Gampong Pande, Meneropong Banda Aceh Masa Lalu


IMG_20140424_123349
Gapura Gampong Pande (Foto: Iqbal Perdana/ sukatulis.wp.com)

Pastikan anda pernah mengunjungi Gampong Pande. Sebuah desa di ujung kota Banda Aceh, ibukota Provinsi Aceh. Gampong (Desa) ini telah menjadi tujuan pelayaran sejak berabad-abad sebelum masehi silam oleh pelaut Paoenisia atau lebih dikenal dengan Samal-Bajao, merujuk pada bait-bait literal perpustakan Alexandria (Iskandariyah) dan Injil (Thomas Braddel, “The Ancient Trede of The Indian Archipelago”, Jil II No: 3, 1857).

King of Solomon (Nabi Sulaiman a.s) menyarankan Pelaut Paoenisia agar berlayar ke arah timur, mencari gunung Ophir, yaitu wilayah yang banyak menyimpan emas, Gampong Pande sekarang. Setelah tiga tahun berlayar, mereka berhasil kembali beserta harta (emas) yang melimpah.

Sejak saat itu, pelayaran ke timur dunia semakin marak, khususnya Aceh, Gampong Pande. ”Geograpike Uplehesis” (301SM), sebuah buku yang ditulis oleh seorang Menteri dari Maharaja Iskandar Zulkarnaen, Ptolemaeus, memperkenalkan Aureachersoneseus (Pulau Emas) kepada dunia lengkap dengan peta sebuah pulau bernama Jabadiou (Sumatera).

Setelah ± 400 SM, Aceh dijuluki oleh orang arab sebagai Al Ramni, sedang orang Tionghoa menyebut Aceh sebagai Lan-Li, Lam-Wuli, Nan-Wuli, Nan-Poli. Sebenarnya Lamuri.
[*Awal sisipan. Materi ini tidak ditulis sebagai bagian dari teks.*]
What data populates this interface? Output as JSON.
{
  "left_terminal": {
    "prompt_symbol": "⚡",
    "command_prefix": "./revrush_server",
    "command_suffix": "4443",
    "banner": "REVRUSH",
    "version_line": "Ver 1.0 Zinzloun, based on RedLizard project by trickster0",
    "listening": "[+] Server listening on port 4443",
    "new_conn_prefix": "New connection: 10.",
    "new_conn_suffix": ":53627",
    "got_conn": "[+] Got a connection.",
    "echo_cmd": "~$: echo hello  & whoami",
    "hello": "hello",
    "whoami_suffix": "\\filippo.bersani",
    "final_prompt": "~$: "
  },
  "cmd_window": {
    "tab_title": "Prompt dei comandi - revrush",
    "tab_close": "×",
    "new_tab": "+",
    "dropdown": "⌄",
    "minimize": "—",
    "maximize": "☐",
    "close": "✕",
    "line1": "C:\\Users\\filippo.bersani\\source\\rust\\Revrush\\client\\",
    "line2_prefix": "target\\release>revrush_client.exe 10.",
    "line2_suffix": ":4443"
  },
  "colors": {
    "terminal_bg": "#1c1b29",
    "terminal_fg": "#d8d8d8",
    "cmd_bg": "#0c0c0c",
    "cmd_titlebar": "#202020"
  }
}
Namun istilah-istilah itu berganti dengan Achem (Acheh) sejak kedatangan Bangsa Portugis yang dipimpin oleh Marcopolo dan berganti menjadi Kuta Raja (Kota para raja) oleh Belanda. Memang, letak geografis Aceh merupakan pintu masuk pelayaran barat menuju timur, begitu sebaliknya.

Sehingga Aceh menjadi kota transit para pedagang dunia. Hal ini turut membantu peningkatan perekonomian kerajaan islam di Aceh pada masa itu. Bahkan emas Aceh dijual sampai ke benua Eropa. Selain terkenal dengan emas beserta lokasi pengrajin emas yang saat ini dijadikan nama sebuah lorong Desa Gampong Pande, “Kuta Diblang”.

Desa wisata ini juga terkenal dengan sejarah Islamnya. Sebelum kerajaan Pasai, Kerajaan Islam telah lahir di desa ini, dipimpin oleh Sultan Johan Syah setelah berhasil menaklukkan kerajaan Hindu/ Budha Indra Purba dengan ibu kota Bandar Lamuri kala itu.

IMG_20140424_121333
Komplek Makam Tuan Di Kandang (Foto: Iqbal Perdana/ sukatulis.wp.com)

Banda Aceh pun kemudian dinisbatkan sebagai kota Islam tertua di Asia Tenggara. Kota ini pernah menjadi sangat terkenal sebagai Bandar Aceh Darussalam ketika masa gemilangnya kerajaan Aceh, Sultan Ali Mughayat Syah yang memimpin Kesultanan Aceh Darussalam selama sepuluh tahun berhasil membangun Banda Aceh sebagai pusat peradaban Islam di Asia Tenggara.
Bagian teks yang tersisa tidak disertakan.